Pair Corralation between Consumer Staples and Invesco DWA
Considering the 90-day investment horizon Consumer Staples is expected to generate 5.88 times less return on investment than Invesco DWA. But when comparing it to its historical volatility, Consumer Staples Select is 1.12 times less risky than Invesco DWA. It trades about 0.09 of its potential returns per unit of risk. Invesco DWA Consumer is currently generating about 0.49 of returns per unit of risk over similar time horizon. If you would invest 10,163 in Invesco DWA Consumer on August 27, 2024 and sell it today you would earn a total of 845.00 from holding Invesco DWA Consumer or generate 8.31% return on investment over 90 days.
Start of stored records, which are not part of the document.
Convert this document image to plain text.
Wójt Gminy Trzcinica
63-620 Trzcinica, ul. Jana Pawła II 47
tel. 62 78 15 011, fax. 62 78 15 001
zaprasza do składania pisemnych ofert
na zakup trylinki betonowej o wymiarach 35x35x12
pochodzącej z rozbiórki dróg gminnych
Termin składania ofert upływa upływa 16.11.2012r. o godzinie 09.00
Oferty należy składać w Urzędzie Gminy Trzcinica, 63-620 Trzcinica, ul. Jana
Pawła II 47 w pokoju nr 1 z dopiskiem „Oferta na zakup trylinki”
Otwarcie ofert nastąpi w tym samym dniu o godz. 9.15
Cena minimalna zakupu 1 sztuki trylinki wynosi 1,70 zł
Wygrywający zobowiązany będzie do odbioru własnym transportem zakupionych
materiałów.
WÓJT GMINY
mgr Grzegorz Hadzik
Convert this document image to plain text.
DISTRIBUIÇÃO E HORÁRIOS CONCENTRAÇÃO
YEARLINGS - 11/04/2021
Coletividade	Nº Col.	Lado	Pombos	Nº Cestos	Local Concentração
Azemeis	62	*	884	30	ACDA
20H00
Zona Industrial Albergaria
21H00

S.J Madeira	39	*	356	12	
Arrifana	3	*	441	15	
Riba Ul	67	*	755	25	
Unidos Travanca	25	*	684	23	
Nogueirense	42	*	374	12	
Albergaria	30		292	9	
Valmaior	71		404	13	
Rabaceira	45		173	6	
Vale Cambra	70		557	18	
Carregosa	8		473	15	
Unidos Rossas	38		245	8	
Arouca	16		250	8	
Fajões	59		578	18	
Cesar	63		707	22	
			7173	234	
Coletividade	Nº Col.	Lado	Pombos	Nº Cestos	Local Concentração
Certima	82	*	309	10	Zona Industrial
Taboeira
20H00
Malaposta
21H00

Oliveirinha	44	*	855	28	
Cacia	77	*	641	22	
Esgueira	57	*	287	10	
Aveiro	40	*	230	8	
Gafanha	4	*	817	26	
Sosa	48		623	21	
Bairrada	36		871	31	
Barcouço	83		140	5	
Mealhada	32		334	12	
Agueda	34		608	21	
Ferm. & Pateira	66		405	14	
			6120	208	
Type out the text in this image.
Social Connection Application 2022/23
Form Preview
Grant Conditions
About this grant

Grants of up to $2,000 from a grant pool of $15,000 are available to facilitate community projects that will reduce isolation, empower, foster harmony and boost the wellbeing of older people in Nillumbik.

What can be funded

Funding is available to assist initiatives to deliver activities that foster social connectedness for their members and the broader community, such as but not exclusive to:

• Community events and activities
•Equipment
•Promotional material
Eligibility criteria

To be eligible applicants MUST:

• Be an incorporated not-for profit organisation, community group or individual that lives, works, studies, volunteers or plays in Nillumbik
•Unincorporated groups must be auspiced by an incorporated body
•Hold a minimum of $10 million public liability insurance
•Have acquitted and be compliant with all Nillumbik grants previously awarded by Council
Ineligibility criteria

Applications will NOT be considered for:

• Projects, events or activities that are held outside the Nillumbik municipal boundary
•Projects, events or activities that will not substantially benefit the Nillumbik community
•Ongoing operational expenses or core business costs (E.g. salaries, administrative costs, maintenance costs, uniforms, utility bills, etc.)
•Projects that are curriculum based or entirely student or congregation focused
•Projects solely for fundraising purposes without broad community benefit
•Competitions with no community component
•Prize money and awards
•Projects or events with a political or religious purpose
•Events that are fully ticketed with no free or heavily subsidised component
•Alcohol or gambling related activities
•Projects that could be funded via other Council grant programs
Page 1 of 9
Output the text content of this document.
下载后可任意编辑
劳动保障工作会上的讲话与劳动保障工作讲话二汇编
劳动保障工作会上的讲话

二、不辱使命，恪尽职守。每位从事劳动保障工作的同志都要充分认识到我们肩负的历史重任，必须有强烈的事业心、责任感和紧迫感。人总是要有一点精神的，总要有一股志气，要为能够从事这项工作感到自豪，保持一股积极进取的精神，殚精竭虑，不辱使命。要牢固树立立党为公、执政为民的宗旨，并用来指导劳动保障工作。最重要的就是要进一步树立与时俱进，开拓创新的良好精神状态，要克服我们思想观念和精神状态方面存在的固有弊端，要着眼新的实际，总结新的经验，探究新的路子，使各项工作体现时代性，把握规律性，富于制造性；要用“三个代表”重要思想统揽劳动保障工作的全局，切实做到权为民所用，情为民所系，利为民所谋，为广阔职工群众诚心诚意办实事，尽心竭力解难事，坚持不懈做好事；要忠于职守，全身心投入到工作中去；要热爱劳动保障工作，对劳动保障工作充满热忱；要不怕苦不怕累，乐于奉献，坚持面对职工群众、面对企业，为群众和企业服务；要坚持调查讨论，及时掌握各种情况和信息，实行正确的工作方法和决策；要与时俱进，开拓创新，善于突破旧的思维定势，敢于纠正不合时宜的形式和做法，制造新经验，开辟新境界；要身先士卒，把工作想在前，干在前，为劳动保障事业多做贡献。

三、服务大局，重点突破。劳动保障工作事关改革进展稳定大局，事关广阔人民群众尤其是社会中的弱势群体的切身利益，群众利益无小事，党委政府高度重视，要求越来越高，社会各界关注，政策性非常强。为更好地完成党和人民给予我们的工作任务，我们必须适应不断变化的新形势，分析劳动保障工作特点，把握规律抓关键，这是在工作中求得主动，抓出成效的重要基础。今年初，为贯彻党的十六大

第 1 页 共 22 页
Time Period | 3 Months [change] |
Direction | Moves Against |
Strength | Very Weak |
Accuracy | 100.0% |
Values | Daily Returns |
Consumer Staples Select vs. Invesco DWA Consumer
Performance |
Timeline |
Consumer Staples Select |
Invesco DWA Consumer |
Consumer Staples and Invesco DWA Volatility Contrast
Predicted Return Density |
Returns |
Pair Trading with Consumer Staples and Invesco DWA
The main advantage of trading using opposite Consumer Staples and Invesco DWA positions is that it hedges away some unsystematic risk. Because of two separate transactions, even if Consumer Staples position performs unexpectedly, Invesco DWA can make up some of the losses. Pair trading also minimizes risk from directional movements in the market. For example, if an entire industry or sector drops because of unexpected headlines, the short position in Invesco DWA will offset losses from the drop in Invesco DWA's long position.Consumer Staples vs. Vanguard Consumer Discretionary | Consumer Staples vs. Vanguard Utilities Index | Consumer Staples vs. Vanguard Industrials Index | Consumer Staples vs. Vanguard Materials Index |
Invesco DWA vs. Invesco DWA Consumer | Invesco DWA vs. Invesco DWA Basic | Invesco DWA vs. Invesco DWA Industrials | Invesco DWA vs. Invesco DWA Utilities |
Check out your portfolio center.Note that this page's information should be used as a complementary analysis to find the right mix of equity instruments to add to your existing portfolios or create a brand new portfolio. You can also try the Positions Ratings module to determine portfolio positions ratings based on digital equity recommendations. Macroaxis instant position ratings are based on combination of fundamental analysis and risk-adjusted market performance.